Would you say that the style of your film mirrors its content — that since its aim is to challenge conventional narratives of gender politics, it only makes sense that it should also challenge conventional forms of fiction, documentary, and other kinds of cinema?
If this is the case it would be a major achievement…but this is a monumental task, a sort of cultural endeavor which will take decades. But, in any case, this was my utopian aim. I didn’t want to make a film about “being trans” but rather a trans and non-binary film.
The challenge of making a trans film is to undo the normative differences not only between a feature film and a documentary film, fiction and a biography, politics and poetry, theory and practice, but also between the traditional ways of representing femininity and masculinity, between what being and not-being-trans means in a binary society. A non-binary films works according to what we could call with Gilles Deleuze, “a logic of multiplicities”, “a theory and practice of relations, of “the AND”, which at every levels tries to question the classifications based on the strict binary delineation of “either-or”. To give you an example, I didn’t want to choose between narrating my biography and telling a larger trans political history, or between Virginia Woolf’s language and the way of speaking of contemporary Orlandos, or between an adaptation of a novel and a documentary with “real” people. As a result the film is neither one nor the other, but a becoming-other.
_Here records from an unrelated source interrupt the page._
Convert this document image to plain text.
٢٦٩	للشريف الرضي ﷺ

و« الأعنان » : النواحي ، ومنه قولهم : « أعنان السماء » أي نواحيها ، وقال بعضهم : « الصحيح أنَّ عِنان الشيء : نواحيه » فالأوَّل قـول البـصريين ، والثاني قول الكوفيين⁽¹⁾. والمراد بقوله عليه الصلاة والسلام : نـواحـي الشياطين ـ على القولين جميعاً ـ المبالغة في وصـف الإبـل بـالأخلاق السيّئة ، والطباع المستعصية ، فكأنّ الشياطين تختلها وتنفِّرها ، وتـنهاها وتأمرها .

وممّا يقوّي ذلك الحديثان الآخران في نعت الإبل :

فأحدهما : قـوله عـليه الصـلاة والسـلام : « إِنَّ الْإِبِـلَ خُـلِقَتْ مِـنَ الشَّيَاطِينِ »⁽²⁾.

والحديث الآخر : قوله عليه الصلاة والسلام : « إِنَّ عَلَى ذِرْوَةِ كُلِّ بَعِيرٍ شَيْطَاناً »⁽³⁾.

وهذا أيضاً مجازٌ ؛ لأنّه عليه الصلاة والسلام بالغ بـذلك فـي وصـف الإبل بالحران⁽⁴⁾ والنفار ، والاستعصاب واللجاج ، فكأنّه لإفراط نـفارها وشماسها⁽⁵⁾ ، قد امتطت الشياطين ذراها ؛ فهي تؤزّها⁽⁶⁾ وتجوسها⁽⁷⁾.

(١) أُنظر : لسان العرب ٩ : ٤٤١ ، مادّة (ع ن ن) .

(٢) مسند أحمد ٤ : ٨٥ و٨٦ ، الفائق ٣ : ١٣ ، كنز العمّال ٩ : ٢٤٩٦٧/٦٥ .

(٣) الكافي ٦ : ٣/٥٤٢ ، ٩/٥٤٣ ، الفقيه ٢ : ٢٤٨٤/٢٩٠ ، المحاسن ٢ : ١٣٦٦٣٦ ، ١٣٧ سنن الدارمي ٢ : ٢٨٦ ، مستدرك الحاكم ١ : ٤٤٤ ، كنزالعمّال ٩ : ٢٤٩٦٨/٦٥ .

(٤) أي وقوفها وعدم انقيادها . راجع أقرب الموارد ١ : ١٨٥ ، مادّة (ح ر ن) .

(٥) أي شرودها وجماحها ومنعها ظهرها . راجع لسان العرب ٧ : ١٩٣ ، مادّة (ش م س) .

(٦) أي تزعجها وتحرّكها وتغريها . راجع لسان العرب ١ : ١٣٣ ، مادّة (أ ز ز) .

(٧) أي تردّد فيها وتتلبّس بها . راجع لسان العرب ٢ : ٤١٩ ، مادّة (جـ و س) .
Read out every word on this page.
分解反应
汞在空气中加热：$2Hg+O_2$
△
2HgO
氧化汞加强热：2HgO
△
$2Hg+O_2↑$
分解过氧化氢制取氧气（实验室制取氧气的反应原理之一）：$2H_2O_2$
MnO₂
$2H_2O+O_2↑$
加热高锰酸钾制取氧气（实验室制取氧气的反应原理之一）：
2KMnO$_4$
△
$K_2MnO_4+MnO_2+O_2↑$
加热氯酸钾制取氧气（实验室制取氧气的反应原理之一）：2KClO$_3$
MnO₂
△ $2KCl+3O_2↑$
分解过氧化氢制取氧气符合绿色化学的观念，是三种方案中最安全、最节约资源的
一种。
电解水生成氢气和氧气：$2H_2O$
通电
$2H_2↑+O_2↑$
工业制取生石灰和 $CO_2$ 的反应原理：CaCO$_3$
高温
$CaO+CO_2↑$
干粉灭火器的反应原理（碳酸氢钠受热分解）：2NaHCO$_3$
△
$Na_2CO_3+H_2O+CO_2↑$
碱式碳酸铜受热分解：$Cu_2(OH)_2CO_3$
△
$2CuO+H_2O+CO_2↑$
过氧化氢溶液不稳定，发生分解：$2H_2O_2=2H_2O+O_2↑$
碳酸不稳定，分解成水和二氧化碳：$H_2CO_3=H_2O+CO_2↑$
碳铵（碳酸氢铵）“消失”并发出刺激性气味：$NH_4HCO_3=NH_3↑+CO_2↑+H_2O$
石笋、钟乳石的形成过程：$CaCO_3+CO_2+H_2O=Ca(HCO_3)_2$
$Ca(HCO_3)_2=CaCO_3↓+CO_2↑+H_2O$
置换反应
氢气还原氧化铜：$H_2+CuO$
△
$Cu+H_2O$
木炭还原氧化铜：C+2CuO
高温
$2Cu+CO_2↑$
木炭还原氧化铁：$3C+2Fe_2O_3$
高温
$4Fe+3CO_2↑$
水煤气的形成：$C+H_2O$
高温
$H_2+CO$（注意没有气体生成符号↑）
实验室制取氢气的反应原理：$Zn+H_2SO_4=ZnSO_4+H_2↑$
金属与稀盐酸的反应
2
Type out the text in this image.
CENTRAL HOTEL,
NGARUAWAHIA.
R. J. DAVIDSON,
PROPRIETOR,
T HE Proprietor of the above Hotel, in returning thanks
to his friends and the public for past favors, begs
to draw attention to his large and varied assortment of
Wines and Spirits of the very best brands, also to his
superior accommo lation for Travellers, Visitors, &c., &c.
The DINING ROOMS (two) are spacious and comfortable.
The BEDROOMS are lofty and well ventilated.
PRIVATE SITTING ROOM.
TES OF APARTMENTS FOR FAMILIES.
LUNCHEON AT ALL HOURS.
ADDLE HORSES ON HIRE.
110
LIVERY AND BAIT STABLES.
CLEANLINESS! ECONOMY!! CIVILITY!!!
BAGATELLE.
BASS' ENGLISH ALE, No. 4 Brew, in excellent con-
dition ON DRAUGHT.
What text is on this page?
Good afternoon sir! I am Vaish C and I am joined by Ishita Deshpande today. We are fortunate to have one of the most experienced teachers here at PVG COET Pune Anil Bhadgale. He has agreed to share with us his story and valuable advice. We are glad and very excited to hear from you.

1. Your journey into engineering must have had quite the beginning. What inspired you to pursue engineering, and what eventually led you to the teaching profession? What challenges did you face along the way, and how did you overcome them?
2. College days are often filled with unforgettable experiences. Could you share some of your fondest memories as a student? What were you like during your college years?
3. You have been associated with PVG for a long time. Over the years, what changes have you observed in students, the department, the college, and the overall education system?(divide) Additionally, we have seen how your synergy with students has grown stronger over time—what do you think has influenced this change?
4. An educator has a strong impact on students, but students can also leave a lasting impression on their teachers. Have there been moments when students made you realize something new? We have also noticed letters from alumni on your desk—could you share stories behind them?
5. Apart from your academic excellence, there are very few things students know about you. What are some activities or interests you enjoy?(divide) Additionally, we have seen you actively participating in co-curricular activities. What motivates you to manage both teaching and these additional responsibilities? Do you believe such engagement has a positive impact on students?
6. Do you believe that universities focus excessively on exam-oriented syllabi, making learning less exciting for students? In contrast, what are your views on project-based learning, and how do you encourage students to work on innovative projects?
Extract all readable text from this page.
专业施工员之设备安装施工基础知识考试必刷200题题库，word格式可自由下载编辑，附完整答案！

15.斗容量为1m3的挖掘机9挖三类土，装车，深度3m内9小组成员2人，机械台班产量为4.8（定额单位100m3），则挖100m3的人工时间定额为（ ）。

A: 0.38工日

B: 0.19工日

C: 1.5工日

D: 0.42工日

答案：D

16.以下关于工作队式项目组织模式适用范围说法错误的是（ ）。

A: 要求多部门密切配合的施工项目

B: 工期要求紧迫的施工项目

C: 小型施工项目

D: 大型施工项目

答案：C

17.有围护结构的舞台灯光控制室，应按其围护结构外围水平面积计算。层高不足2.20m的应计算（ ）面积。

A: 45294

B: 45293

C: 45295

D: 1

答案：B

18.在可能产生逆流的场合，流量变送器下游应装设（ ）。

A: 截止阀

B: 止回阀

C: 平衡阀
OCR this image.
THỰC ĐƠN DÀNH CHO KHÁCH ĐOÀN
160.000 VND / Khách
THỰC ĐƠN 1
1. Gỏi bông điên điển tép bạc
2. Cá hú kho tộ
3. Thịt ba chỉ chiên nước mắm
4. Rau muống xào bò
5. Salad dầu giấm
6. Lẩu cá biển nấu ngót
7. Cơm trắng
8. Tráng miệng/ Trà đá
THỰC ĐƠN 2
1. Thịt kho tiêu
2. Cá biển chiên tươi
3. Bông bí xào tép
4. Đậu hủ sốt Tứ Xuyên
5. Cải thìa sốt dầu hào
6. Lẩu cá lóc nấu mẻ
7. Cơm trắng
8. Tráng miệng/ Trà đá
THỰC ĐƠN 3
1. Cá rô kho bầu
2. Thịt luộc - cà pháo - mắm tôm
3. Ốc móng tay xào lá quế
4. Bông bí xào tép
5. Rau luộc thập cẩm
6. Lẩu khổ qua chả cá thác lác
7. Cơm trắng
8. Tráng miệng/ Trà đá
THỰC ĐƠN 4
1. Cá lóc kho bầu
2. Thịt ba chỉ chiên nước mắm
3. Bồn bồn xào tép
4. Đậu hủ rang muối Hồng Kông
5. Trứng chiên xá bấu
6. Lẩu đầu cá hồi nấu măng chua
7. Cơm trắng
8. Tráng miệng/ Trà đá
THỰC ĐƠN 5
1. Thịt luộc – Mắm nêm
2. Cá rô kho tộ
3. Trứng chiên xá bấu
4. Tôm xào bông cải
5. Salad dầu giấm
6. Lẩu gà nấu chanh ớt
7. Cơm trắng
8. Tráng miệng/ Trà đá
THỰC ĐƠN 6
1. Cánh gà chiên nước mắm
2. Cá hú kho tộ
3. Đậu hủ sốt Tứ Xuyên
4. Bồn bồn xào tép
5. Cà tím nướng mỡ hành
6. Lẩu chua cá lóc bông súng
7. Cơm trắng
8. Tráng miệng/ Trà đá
Paul B. Preciado is a writer, philosopher, curator, and one of the leading thinkers in the study of gender and body politics. Among his different assignments, he has been Curator of Public Programs of documenta 14 (Kassel/Athens), Curator of the Taiwan Pavilion in Venice in 2019, and Head of Research of the Museum of Contemporary Art of Barcelona (MACBA). His books, Counter-sexual Manifesto (Columbia University Press); Testo Junkie (The Feminist Press); Pornotopia (Zone Books); An Apartment in Uranus (Semiotexte and Fitzcarraldo), and Can the Monster Speak (Semiotexte and Fitzcarraldo), and Dysphoria Mundi (Grasset, Graywolf and Fitzcarraldo) are a key reference to queer, trans and non-binary contemporary art and activism. He was born in Spain and lives in Paris.